The murder of activist Elena Grigorieva in St. Petersburg on the night of July 19 was widely reported in the media. Grigorieva, who was openly bisexual, was an LGBT rights activist prominent in the St.-Petersburg LGBT movement. Her name was on the hit list published on the website of the homophobic group “Pila” (“Saw”)[22]. Grigorieva was also receiving threats from the well-known St.-Petersburg homophobic activist Timur Bulatov and some nationalists. She contacted the police more than once because of the threats but “there was no reaction whatsoever [on behalf of the law enforcement agencies]”Yet, at the time of the report’s writing, the main version of the murder is drunken homicide. Police have detained a suspect, with whom, according to investigators, the activist had had a personal conflict that had led to her death[23].

In addition to physical assault, the LGBT activists regularly face threats from anti-gay individuals and right-wing radicals of all sorts. For example, threats from Bulatov have continued even after Grigorieva’s murder, with Karolina Kanaeva, an activist from Saransk, being one of the recipients[24]. On July 1, the above-mentioned “Pila” group published a hit list of the activists that it was threatening. On July 17, the LGBT Resource Center in Yekaterinburg received a letter signed by “Pila” demanding the Center’s shutdown by the end of July and the transfer of its funds to the charity “Podari Zhizn” [Gift of Life][25].

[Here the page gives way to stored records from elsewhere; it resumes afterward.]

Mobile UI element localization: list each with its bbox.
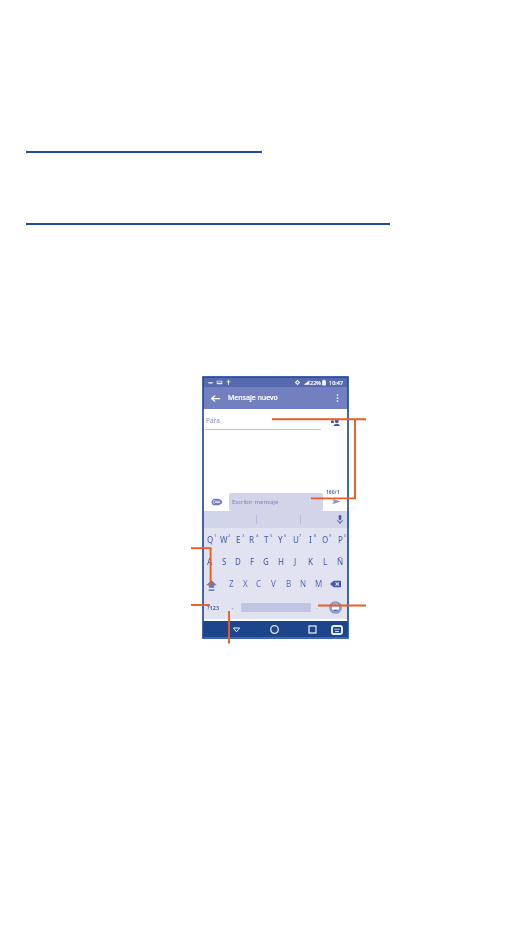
button[interactable]: T [259,528,273,550]
staticText: J [294,556,297,567]
button[interactable]: Emoji [323,595,348,619]
staticText: Y [278,534,283,545]
staticText: ?123 [207,604,220,611]
button[interactable]: D [231,550,245,572]
button[interactable]: Back [208,391,222,405]
button[interactable]: U [288,528,303,550]
button[interactable]: More options [330,391,344,405]
button[interactable]: E [231,528,245,550]
button[interactable]: Add contact [329,416,342,429]
button[interactable]: V [266,572,281,595]
button[interactable]: L [318,550,333,572]
staticText: B [286,578,292,589]
button[interactable]: Send [330,495,343,508]
staticText: A [207,556,213,567]
staticText: . [316,603,318,611]
staticText: U [293,534,299,545]
staticText: G [263,556,269,567]
staticText: P [338,534,343,545]
staticText: Mensaje nuevo [228,393,278,403]
staticText: H [278,556,284,567]
button[interactable]: Comma [224,595,241,619]
staticText: M [315,578,323,589]
staticText: Para [206,416,220,425]
button[interactable]: W [217,528,231,550]
staticText: 160/1 [326,489,340,496]
button[interactable]: J [288,550,303,572]
staticText: 3 [242,533,245,538]
staticText: F [250,556,255,567]
button[interactable]: Z [224,572,238,595]
button[interactable]: Keyboard [330,623,343,636]
button[interactable]: ?123 [203,595,224,619]
button[interactable]: Para [203,409,348,429]
button[interactable]: Home [268,623,281,636]
button[interactable]: M [311,572,326,595]
staticText: Z [229,578,234,589]
button[interactable]: C [252,572,266,595]
staticText: E [236,534,241,545]
staticText: Ñ [337,556,344,567]
staticText: K [308,556,314,567]
button[interactable]: N [296,572,311,595]
staticText: D [235,556,241,567]
button[interactable]: Q [203,528,217,550]
staticText: 9 [329,533,332,538]
staticText: 2 [228,533,231,538]
staticText: Q [207,534,214,545]
button[interactable]: Voice input [333,513,346,526]
button[interactable]: X [238,572,252,595]
staticText: V [271,578,276,589]
staticText: S [222,556,227,567]
staticText: , [232,603,234,611]
staticText: 7 [299,533,302,538]
button[interactable]: P [333,528,348,550]
staticText: I [309,534,312,545]
staticText: N [300,578,307,589]
button[interactable]: F [245,550,259,572]
button[interactable]: Recents [306,623,319,636]
staticText: R [249,534,255,545]
staticText: 6 [284,533,287,538]
button[interactable]: Ñ [333,550,348,572]
staticText: 8 [314,533,317,538]
staticText: 5 [270,533,273,538]
button[interactable]: B [281,572,296,595]
button[interactable]: I [303,528,318,550]
button[interactable]: A [203,550,217,572]
button[interactable]: Escribir mensaje [229,493,323,511]
staticText: Escribir mensaje [232,498,279,506]
button[interactable]: O [318,528,333,550]
staticText: 4 [256,533,259,538]
staticText: 1 [214,533,217,538]
staticText: X [243,578,248,589]
staticText: 10:47 [329,379,344,386]
staticText: 22% [310,379,321,386]
button[interactable]: R [245,528,259,550]
button[interactable]: Back [230,623,243,636]
staticText: C [256,578,262,589]
button[interactable]: G [259,550,273,572]
staticText: O [322,534,329,545]
staticText: T [264,534,269,545]
button[interactable]: S [217,550,231,572]
button[interactable]: Attach [211,496,223,508]
button[interactable]: Shift [203,572,224,595]
button[interactable]: K [303,550,318,572]
button[interactable]: Backspace [326,572,348,595]
staticText: 0 [344,533,347,538]
button[interactable]: H [273,550,288,572]
button[interactable]: Y [273,528,288,550]
staticText: L [323,556,328,567]
staticText: W [220,534,228,545]
button[interactable]: Period [311,595,323,619]
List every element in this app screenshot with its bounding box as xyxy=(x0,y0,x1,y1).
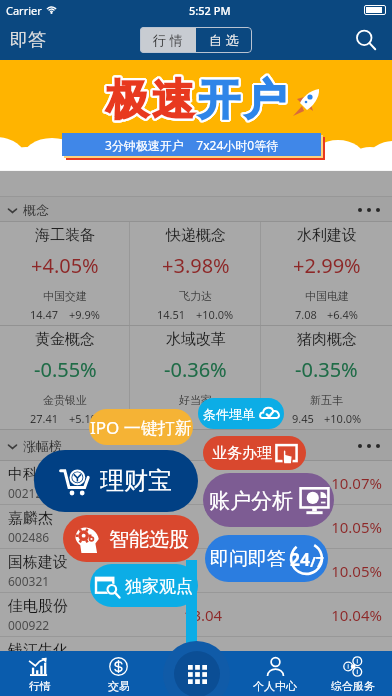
button[interactable]: 账户分析 xyxy=(203,473,334,527)
staticText: 中国交建 xyxy=(43,289,87,303)
staticText: 极速开户 xyxy=(104,73,288,126)
staticText: 行情 xyxy=(29,679,51,693)
staticText: 13.04 xyxy=(140,605,266,625)
staticText: 极速开户 xyxy=(103,73,287,126)
button[interactable]: 钱江生化 xyxy=(0,637,392,680)
staticText: 9.45 xyxy=(292,411,314,426)
staticText: 极速开户 xyxy=(103,74,287,127)
staticText: 猪肉概念 xyxy=(297,330,357,349)
staticText: 极速开户 xyxy=(103,72,287,125)
staticText: +5.1% xyxy=(69,411,100,426)
staticText: Carrier xyxy=(6,3,42,18)
staticText: 独家观点 xyxy=(125,576,193,597)
staticText: 极速开户 xyxy=(102,74,286,127)
staticText: -0.55% xyxy=(34,356,97,383)
staticText: 14.47 xyxy=(30,307,59,322)
staticText: 水域改革 xyxy=(166,330,226,349)
staticText: +2.99% xyxy=(293,252,361,279)
staticText: 极速开户 xyxy=(104,75,288,128)
staticText xyxy=(140,561,266,581)
staticText: 5:52 PM xyxy=(189,3,231,18)
button[interactable]: 理财宝 xyxy=(34,450,198,512)
button[interactable]: 智能选股 xyxy=(63,515,199,562)
button[interactable]: Search xyxy=(350,24,382,56)
staticText: +4.05% xyxy=(31,252,99,279)
staticText: +10.0% xyxy=(324,411,362,426)
button[interactable]: 海工装备 xyxy=(0,222,130,325)
button[interactable]: 中科三环 xyxy=(0,461,392,504)
button[interactable]: 水域改革 xyxy=(130,326,261,429)
staticText: 极速开户 xyxy=(105,75,289,128)
staticText: 综合服务 xyxy=(331,679,375,693)
button[interactable]: 自 选 xyxy=(196,27,252,53)
staticText: -0.35% xyxy=(295,356,358,383)
staticText: 极速开户 xyxy=(103,76,287,129)
staticText: 概念 xyxy=(23,202,49,218)
staticText: 业务办理 xyxy=(212,444,272,463)
button[interactable]: 嘉麟杰 xyxy=(0,505,392,548)
staticText: 交易 xyxy=(108,679,130,693)
button[interactable]: 综合服务 xyxy=(314,651,392,696)
button[interactable]: 快递概念 xyxy=(130,222,261,325)
staticText: 极速开户 xyxy=(105,76,289,129)
button[interactable]: 行 情 xyxy=(140,27,196,53)
staticText: 10.07% xyxy=(266,473,382,493)
staticText: 水利建设 xyxy=(297,226,357,245)
staticText: /7 xyxy=(310,552,324,571)
staticText: 极速开户 xyxy=(104,76,288,129)
staticText: 中国电建 xyxy=(305,289,349,303)
staticText: 14.51 xyxy=(157,307,186,322)
button[interactable]: 条件埋单 xyxy=(198,398,284,429)
button[interactable]: 黄金概念 xyxy=(0,326,130,429)
button[interactable]: 交易 xyxy=(79,651,158,696)
staticText: 10.03% xyxy=(266,649,382,669)
button[interactable]: 即答 xyxy=(10,29,46,52)
staticText: 002486 xyxy=(8,529,50,545)
button[interactable]: 国栋建设 xyxy=(0,549,392,592)
button[interactable]: 猪肉概念 xyxy=(261,326,392,429)
staticText: +3.98% xyxy=(162,252,230,279)
staticText: IPO 一键打新 xyxy=(90,416,192,439)
staticText: 账户分析 xyxy=(209,488,293,514)
staticText: 飞力达 xyxy=(179,289,212,303)
button[interactable]: 概念 xyxy=(0,197,392,222)
staticText: 好当家 xyxy=(179,393,212,407)
staticText: 理财宝 xyxy=(100,466,172,496)
button[interactable]: 佳电股份 xyxy=(0,593,392,636)
staticText: 002123 xyxy=(8,485,50,501)
staticText: 国栋建设 xyxy=(8,553,68,572)
staticText: 极速开户 xyxy=(106,74,290,127)
staticText: 佳电股份 xyxy=(8,597,68,616)
staticText: 极速 xyxy=(104,74,196,127)
staticText: 涨幅榜 xyxy=(23,438,62,454)
button[interactable]: 水利建设 xyxy=(261,222,392,325)
staticText: 开户 xyxy=(196,74,288,127)
staticText xyxy=(140,517,266,537)
staticText: 钱江生化 xyxy=(8,641,68,660)
staticText: 000922 xyxy=(8,617,50,633)
button[interactable]: 涨幅榜 xyxy=(0,430,392,461)
staticText: +6.4% xyxy=(327,307,358,322)
staticText xyxy=(140,473,266,493)
staticText: 极速开户 xyxy=(102,73,286,126)
staticText: 个人中心 xyxy=(253,679,297,693)
staticText: 自 选 xyxy=(209,31,239,49)
button[interactable]: IPO 一键打新 xyxy=(89,409,193,445)
button[interactable]: 即问即答 xyxy=(205,535,328,582)
staticText: 智能选股 xyxy=(109,527,189,552)
staticText: 10.04% xyxy=(266,605,382,625)
staticText: 3分钟极速开户 7x24小时0等待 xyxy=(105,137,279,153)
staticText: 行 情 xyxy=(153,31,183,49)
button[interactable]: 行情 xyxy=(0,651,79,696)
staticText: 新五丰 xyxy=(310,393,343,407)
button[interactable]: More apps xyxy=(163,641,230,696)
staticText: 10.05% xyxy=(266,561,382,581)
staticText: 600796 xyxy=(8,661,50,677)
button[interactable]: 个人中心 xyxy=(236,651,314,696)
staticText: 中科三环 xyxy=(8,465,68,484)
staticText: 极速开户 xyxy=(105,73,289,126)
button[interactable]: 独家观点 xyxy=(90,564,198,607)
button[interactable]: 业务办理 xyxy=(203,436,306,470)
staticText: -0.36% xyxy=(164,356,227,383)
staticText: 极速开户 xyxy=(102,75,286,128)
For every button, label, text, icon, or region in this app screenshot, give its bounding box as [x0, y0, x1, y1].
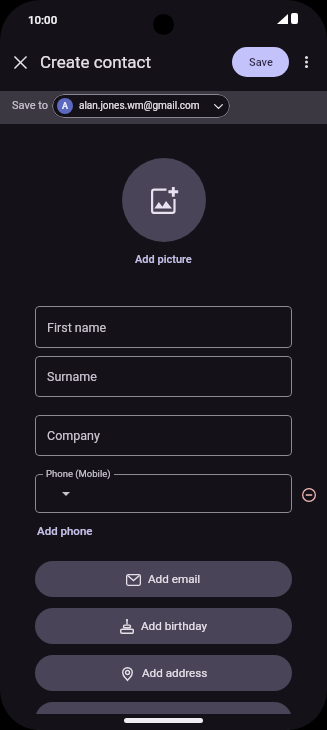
- staticText: 10:00: [28, 13, 58, 26]
- button[interactable]: [35, 474, 292, 513]
- button[interactable]: Add phone: [31, 521, 99, 540]
- button[interactable]: Add website: [35, 702, 292, 730]
- button[interactable]: More options: [291, 46, 322, 77]
- button[interactable]: A: [52, 94, 230, 118]
- staticText: Company: [47, 428, 100, 443]
- staticText: alan.jones.wm@gmail.com: [79, 100, 200, 112]
- staticText: First name: [47, 320, 107, 335]
- staticText: Add website: [142, 713, 207, 727]
- button[interactable]: Close: [4, 46, 36, 78]
- button[interactable]: Add picture: [122, 158, 206, 242]
- staticText: Create contact: [40, 52, 151, 72]
- staticText: Phone (Mobile): [46, 468, 111, 479]
- staticText: Add birthday: [141, 619, 208, 633]
- button[interactable]: Add birthday: [35, 608, 292, 644]
- button[interactable]: Add email: [35, 561, 292, 597]
- staticText: Add picture: [135, 253, 192, 266]
- staticText: Save: [249, 56, 273, 69]
- staticText: A: [62, 101, 68, 112]
- staticText: Surname: [47, 369, 97, 384]
- button[interactable]: Company: [35, 415, 292, 456]
- staticText: Add address: [142, 666, 208, 680]
- staticText: Add email: [148, 572, 201, 586]
- button[interactable]: Add picture: [129, 251, 198, 268]
- button[interactable]: Save: [232, 47, 289, 77]
- staticText: Save to: [12, 99, 49, 112]
- button[interactable]: First name: [35, 306, 292, 348]
- button[interactable]: Remove phone: [296, 482, 322, 508]
- button[interactable]: Surname: [35, 356, 292, 397]
- button[interactable]: Add address: [35, 655, 292, 691]
- staticText: Add phone: [37, 524, 93, 537]
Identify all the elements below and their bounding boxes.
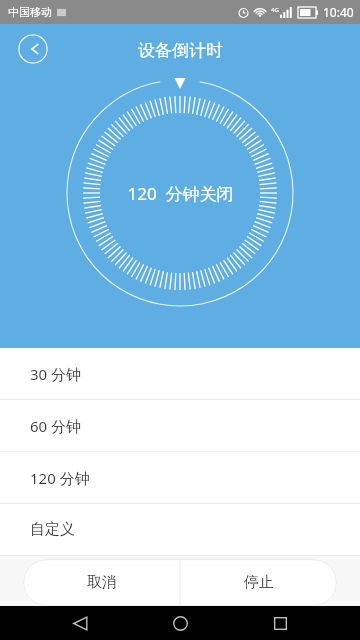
- button[interactable]: Recents: [260, 606, 300, 640]
- staticText: 120 分钟关闭: [127, 182, 234, 205]
- staticText: 设备倒计时: [138, 40, 223, 61]
- staticText: 自定义: [30, 520, 75, 539]
- button[interactable]: Home: [160, 606, 200, 640]
- button[interactable]: Back: [18, 34, 48, 64]
- staticText: 中国移动: [8, 5, 52, 19]
- button[interactable]: 自定义: [0, 504, 360, 555]
- staticText: 4G: [271, 6, 279, 14]
- button[interactable]: 60 分钟: [0, 400, 360, 451]
- button[interactable]: 停止: [180, 559, 337, 606]
- staticText: 取消: [87, 573, 117, 592]
- staticText: 停止: [244, 573, 274, 592]
- button[interactable]: 30 分钟: [0, 348, 360, 399]
- staticText: 10:40: [323, 4, 354, 20]
- button[interactable]: 取消: [23, 559, 180, 606]
- staticText: 120 分钟: [30, 468, 90, 488]
- button[interactable]: 120 分钟: [0, 452, 360, 503]
- staticText: 30 分钟: [30, 364, 82, 384]
- button[interactable]: Back: [60, 606, 100, 640]
- staticText: 60 分钟: [30, 416, 82, 436]
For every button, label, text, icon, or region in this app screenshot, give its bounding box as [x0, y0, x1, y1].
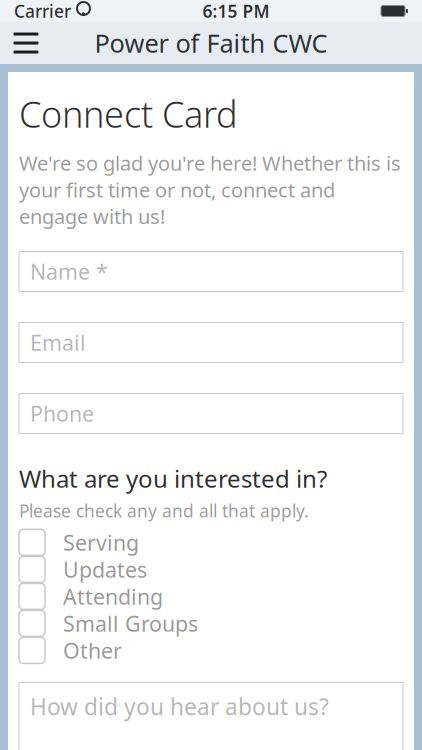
button[interactable]: Menu — [4, 22, 48, 64]
staticText: Serving — [63, 528, 139, 556]
staticText: 6:15 PM — [202, 0, 270, 22]
staticText: How did you hear about us? — [30, 691, 329, 722]
staticText: We're so glad you're here! Whether this … — [19, 150, 401, 230]
button[interactable]: Other — [19, 637, 403, 663]
staticText: Phone — [30, 399, 94, 428]
staticText: What are you interested in? — [19, 462, 327, 494]
staticText: Power of Faith CWC — [94, 26, 328, 60]
staticText: Carrier — [14, 0, 71, 22]
button[interactable]: Small Groups — [19, 610, 403, 636]
staticText: Small Groups — [63, 609, 198, 638]
button[interactable]: Serving — [19, 529, 403, 555]
staticText: Please check any and all that apply. — [19, 499, 309, 522]
staticText: Email — [30, 328, 86, 357]
button[interactable]: Phone — [19, 394, 403, 434]
button[interactable]: Name * — [19, 252, 403, 292]
staticText: Updates — [63, 555, 147, 584]
button[interactable]: Attending — [19, 583, 403, 609]
button[interactable]: Updates — [19, 556, 403, 582]
button[interactable]: How did you hear about us? — [19, 682, 403, 750]
staticText: Attending — [63, 582, 163, 610]
staticText: Connect Card — [19, 90, 238, 138]
staticText: Name * — [30, 257, 108, 286]
button[interactable]: Email — [19, 322, 403, 362]
staticText: Other — [63, 636, 122, 664]
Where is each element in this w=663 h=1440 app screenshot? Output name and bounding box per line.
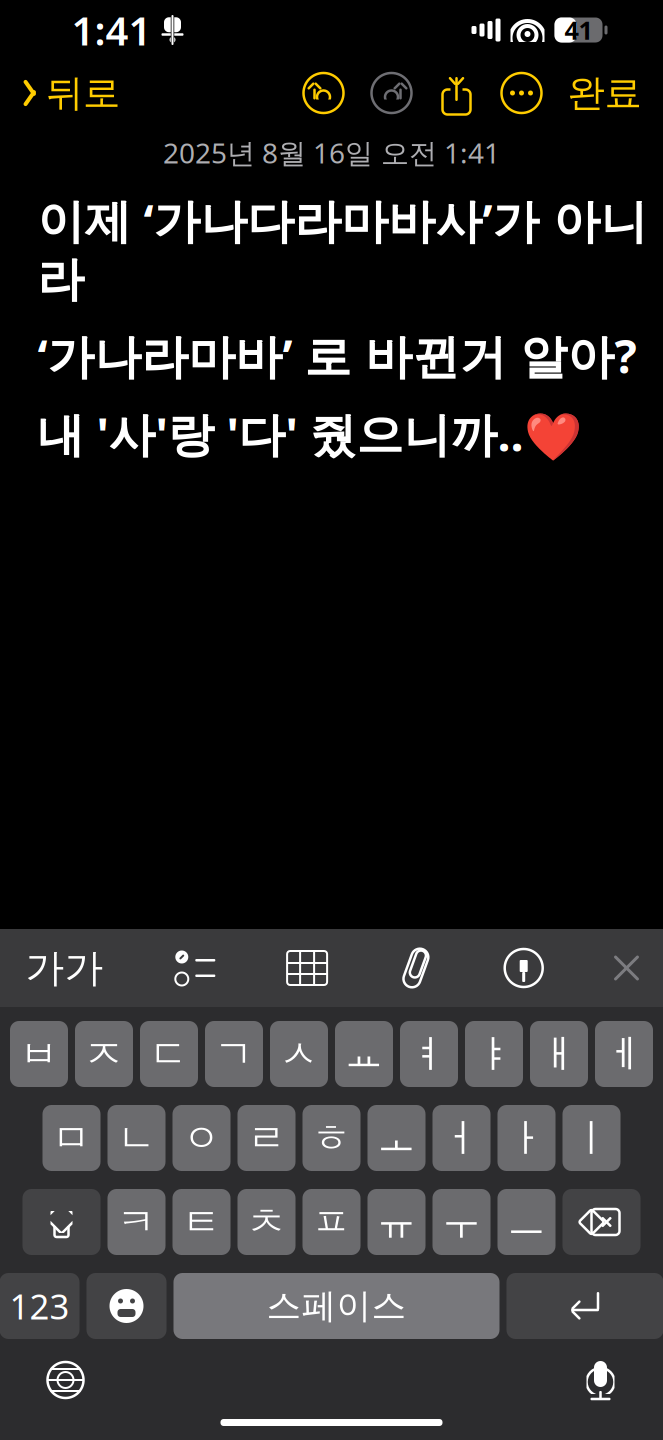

National Conservative Movement (NKD), led by Valentina Bobrova and Mikhail Ochkin, was very actively engaged in anti-gay acts throughout the past year. Together with Archpriest Vsevolod Chaplin, NKD opposed “the LGBT lobby and anti-Christian trends’ offensive against Russia” by holding various anti-gay actions and pickets. And on August 28 in Moscow, a play at Teatr.doc about the situation of homosexuals in Russia was disrupted by NKD, the pro-Kremlin SERB group, and the National Liberation Movement (NOD) activists[26].